Adomanis is a smart, shrewd analyst. His opinion is worth reading and considering. I don’t necessarily agree with everything he says, but as Numerian noted in the comment section of one of our multiple Ukrainian threads, there are untold consequences for Russia’s actions. And in any war-like situation the enemy (meaning the Ukraine in this case) holds cards of its own. How it plays them? We shall see. But the point is, the Ukraine has options too.
That conclusion is and was never in doubt by me. Should Russia have done what it did? Hell if I know. I’m not sitting in Pootie-poot’s command center. All I know is how I might react given what I do know of Russian history and how I might react were I put in a situation where I was the leader of a nation that was slowly being encircled by what I perceived as a hostile military alliance that had broken promise after promise.
Sometimes in life and in geopolitics there are no good choices, only lots of bad choices. The duty of a statesman is to make the best bad choice. You deal with the world you have, not the world you want.
So, Adomanis makes a lot of sense. That being said and risks notwithstanding, I can still put myself in Putin’s shoes and see why he had to make the move he did.
And that has been my fundamental gripe throughout the entire crisis: no one in the West was doing that.

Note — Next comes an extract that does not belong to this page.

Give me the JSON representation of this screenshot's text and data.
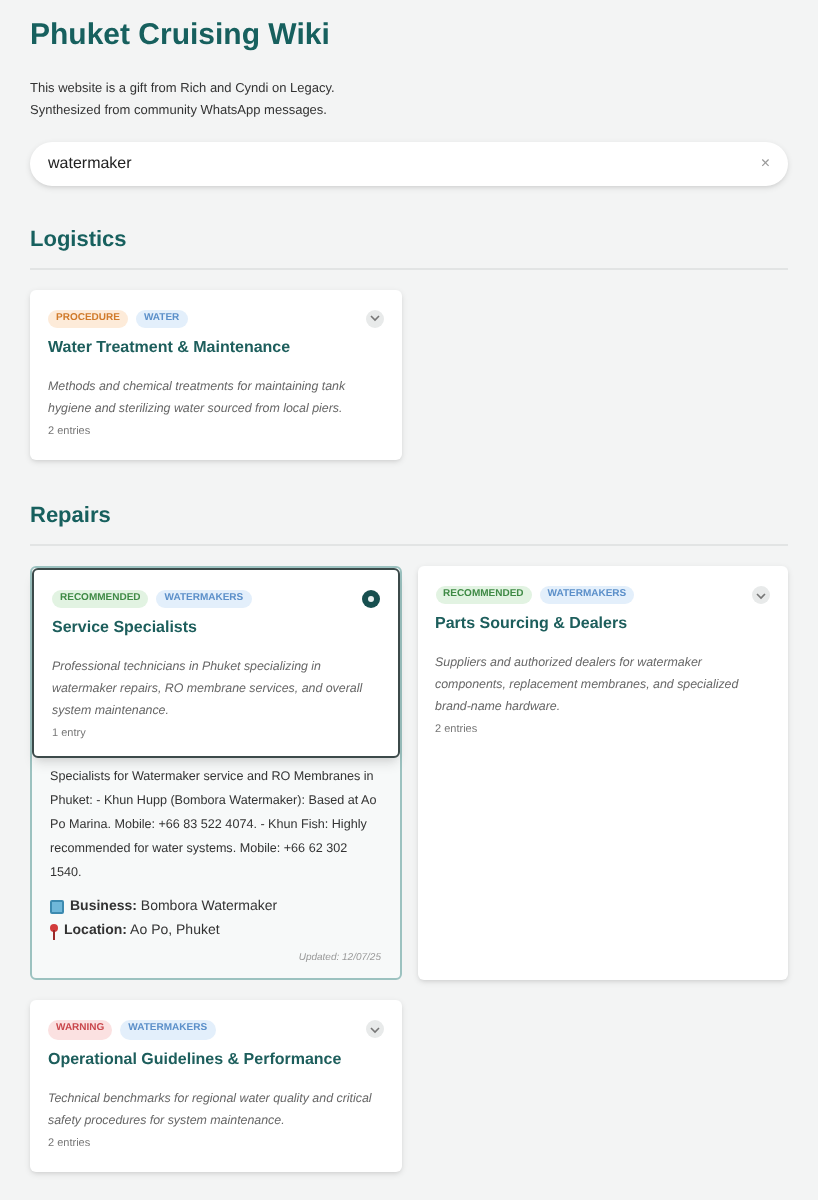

No one was acting upon Sun Tzu’s dictum: know thy enemy, know thyself.
The ultimate failure here is one of imagination. The US policy elite simply cannot move past this paralyzing virtual reality of foreign policy orthodoxy in which they inhabit: an incestuous feedback loop of think tankers and pundits, each one of whom is vying for a position on the NSC or has had one at State and no one suffers any consequences for being wrong. Ever.
Moreover, no one offers to try and find a solution because the only solution is one based on American preferences.
That’s not diplomacy, it’s tautology.
That tautology has led us to a very dangerous point.